The structure reflects that:
Manual bootstrap
|
+-- state buckets
+-- Terraform runner service accounts
+-- GitHub OIDC / Workload Identity Federation
Live stacks
|
+-- shared/dns-zone
+-- shared/artifact-registry
|
+-- nonprod/project-services
|
v
nonprod/foundation
|
v
nonprod/gkeEach Terraform root represents a deployable unit with its own state.
This is an extension of the earlier separation between foundation and GKE, but applied more broadly. Instead of treating the system as a single graph, dependencies are made explicit and applied in order.
Keeping bootstrap separate
Bootstrap remains a separate concern.
Terraform needs a backend, service accounts, and identity configuration before it can run reliably. These pieces are created once and change infrequently, so they are applied manually rather than through CI.
This layer includes:
- remote state buckets
- Terraform runner service accounts
- Workload Identity Federation setup
Keeping bootstrap out of CI reduces complexity and makes the dependency chain clearer.
Running Terraform through GitHub Actions
With the structure in place, Terraform execution was moved into GitHub Actions.
Instead of using a service account key, Workload Identity Federation is used so that GitHub can exchange its OIDC token for short-lived credentials. This allows workflows to impersonate a Terraform runner service account without storing long-lived secrets.
A minimal workflow looks like this:
permissions:
id-token: write
contents: read
steps:
- uses: actions/checkout@v4
- uses: google-github-actions/auth@v2
with:
workload_identity_provider: ${{ vars.GCP_WIF_PROVIDER }}
service_account: ${{ vars.GCP_SA_NONPROD }}
- uses: hashicorp/setup-terraform@v3
- run: terraform init -input=false
working-directory: gcp/live/nonprod/foundation
- run: terraform plan -input=false
working-directory: gcp/live/nonprod/foundationEach stack has its own workflow. The logic is the same, but the working directory and service account differ depending on what is being applied.
This changed how Terraform was executed: from a local user session to a service-account-backed workflow.
At this stage, workflows were triggered manually.

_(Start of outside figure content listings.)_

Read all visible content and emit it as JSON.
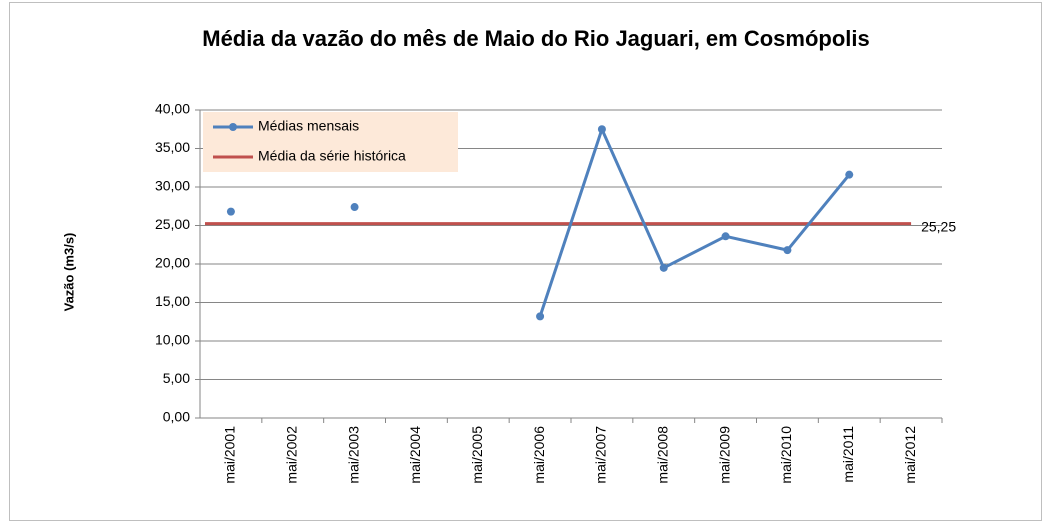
{
  "chart_data": {
    "type": "line",
    "title": "Média da vazão do mês de Maio do Rio Jaguari, em Cosmópolis",
    "y_label": "Vazão (m3/s)",
    "categories": [
      "mai/2001",
      "mai/2002",
      "mai/2003",
      "mai/2004",
      "mai/2005",
      "mai/2006",
      "mai/2007",
      "mai/2008",
      "mai/2009",
      "mai/2010",
      "mai/2011",
      "mai/2012"
    ],
    "series": [
      {
        "name": "Médias mensais",
        "color": "#4f81bd",
        "values": [
          26.8,
          null,
          27.4,
          null,
          null,
          13.2,
          37.5,
          19.5,
          23.6,
          21.8,
          31.6,
          null
        ]
      }
    ],
    "reference_line": {
      "name": "Média da série histórica",
      "color": "#c0504d",
      "value": 25.25,
      "label": "25,25"
    },
    "ylim": [
      0,
      40
    ],
    "yticks": [
      {
        "value": 0,
        "label": "0,00"
      },
      {
        "value": 5,
        "label": "5,00"
      },
      {
        "value": 10,
        "label": "10,00"
      },
      {
        "value": 15,
        "label": "15,00"
      },
      {
        "value": 20,
        "label": "20,00"
      },
      {
        "value": 25,
        "label": "25,00"
      },
      {
        "value": 30,
        "label": "30,00"
      },
      {
        "value": 35,
        "label": "35,00"
      },
      {
        "value": 40,
        "label": "40,00"
      }
    ],
    "grid": true,
    "legend": "top-left"
  }
}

This made it possible to validate each stack independently before introducing more automation.
Validation through behavior
Validation followed the same approach used earlier with the cluster.

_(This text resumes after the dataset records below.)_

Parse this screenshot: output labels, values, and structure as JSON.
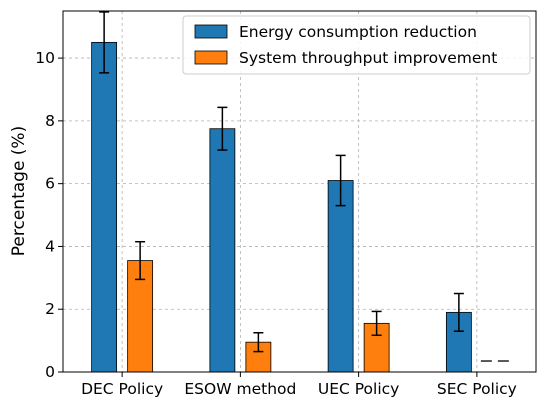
{
  "chart_data": {
    "type": "bar",
    "title": "",
    "xlabel": "",
    "ylabel": "Percentage (%)",
    "ylim": [
      0,
      11.5
    ],
    "yticks": [
      0,
      2,
      4,
      6,
      8,
      10
    ],
    "ytick_labels": [
      "0",
      "2",
      "4",
      "6",
      "8",
      "10"
    ],
    "grid": true,
    "legend_position": "top-right",
    "categories": [
      "DEC Policy",
      "ESOW method",
      "UEC Policy",
      "SEC Policy"
    ],
    "series": [
      {
        "name": "Energy consumption reduction",
        "color": "#1f77b4",
        "values": [
          10.5,
          7.75,
          6.1,
          1.9
        ],
        "errors": [
          0.97,
          0.68,
          0.8,
          0.6
        ]
      },
      {
        "name": "System throughput improvement",
        "color": "#ff7f0e",
        "values": [
          3.55,
          0.95,
          1.55,
          null
        ],
        "errors": [
          0.6,
          0.3,
          0.38,
          null
        ]
      }
    ],
    "annotations": [
      {
        "text": "— —",
        "category": "SEC Policy",
        "series": "System throughput improvement",
        "meaning": "no value"
      }
    ]
  }
}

The goal was to observe behavior rather than assume correctness.
On the infrastructure side:
- Gateway routing was verified by sending requests directly to the external IP with a host header
- DNS issues exposed incorrect zone boundaries rather than problems in Kubernetes
- workloads confirmed that networking and image pulls were functioning as expected
On the CI side, initial failures were useful.

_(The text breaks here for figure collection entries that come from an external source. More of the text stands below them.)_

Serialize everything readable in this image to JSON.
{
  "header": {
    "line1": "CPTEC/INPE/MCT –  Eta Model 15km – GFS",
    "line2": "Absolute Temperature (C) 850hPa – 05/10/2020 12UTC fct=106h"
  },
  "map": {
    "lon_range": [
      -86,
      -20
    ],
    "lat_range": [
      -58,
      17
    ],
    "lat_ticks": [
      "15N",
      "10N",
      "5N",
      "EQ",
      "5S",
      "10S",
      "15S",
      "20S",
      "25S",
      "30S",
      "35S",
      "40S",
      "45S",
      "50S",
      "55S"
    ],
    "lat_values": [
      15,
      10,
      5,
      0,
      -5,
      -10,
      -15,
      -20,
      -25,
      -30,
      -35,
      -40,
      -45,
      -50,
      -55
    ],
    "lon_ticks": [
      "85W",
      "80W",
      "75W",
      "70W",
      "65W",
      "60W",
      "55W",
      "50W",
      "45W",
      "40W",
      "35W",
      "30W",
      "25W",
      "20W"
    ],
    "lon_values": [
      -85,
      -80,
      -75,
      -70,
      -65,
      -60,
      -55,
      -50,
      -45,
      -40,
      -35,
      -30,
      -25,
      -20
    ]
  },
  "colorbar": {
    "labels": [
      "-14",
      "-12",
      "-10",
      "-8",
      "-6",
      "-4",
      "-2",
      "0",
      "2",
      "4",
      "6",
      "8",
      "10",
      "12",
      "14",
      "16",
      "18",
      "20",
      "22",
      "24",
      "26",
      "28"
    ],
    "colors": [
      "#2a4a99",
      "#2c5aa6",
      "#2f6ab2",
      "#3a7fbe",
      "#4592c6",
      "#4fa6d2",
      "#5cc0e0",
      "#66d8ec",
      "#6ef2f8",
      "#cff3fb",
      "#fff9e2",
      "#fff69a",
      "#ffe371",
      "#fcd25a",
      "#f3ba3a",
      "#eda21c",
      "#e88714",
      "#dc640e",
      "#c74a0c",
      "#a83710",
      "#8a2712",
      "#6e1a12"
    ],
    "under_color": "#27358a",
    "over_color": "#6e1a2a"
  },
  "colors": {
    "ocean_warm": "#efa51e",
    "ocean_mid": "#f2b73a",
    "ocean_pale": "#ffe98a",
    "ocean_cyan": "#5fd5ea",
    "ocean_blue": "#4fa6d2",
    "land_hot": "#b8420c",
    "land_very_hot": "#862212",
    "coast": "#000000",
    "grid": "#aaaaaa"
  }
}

Errors such as missing permissions or inability to generate access tokens pointed directly to gaps in IAM configuration. Fixing these clarified which identity was running Terraform and what permissions it required.
Outcome
The system did not gain new features through this change.
Instead, the way it is operated became more defined.
Terraform is no longer tied to a local environment. Each stack has a clear boundary and can be applied independently. Authentication is handled through short-lived credentials rather than stored keys. Shared resources and environment resources are separated in a way that reflects how they are used.
The cluster remains the same.
What changed is how it is managed, and how that management can be repeated without relying on a specific machine or user session.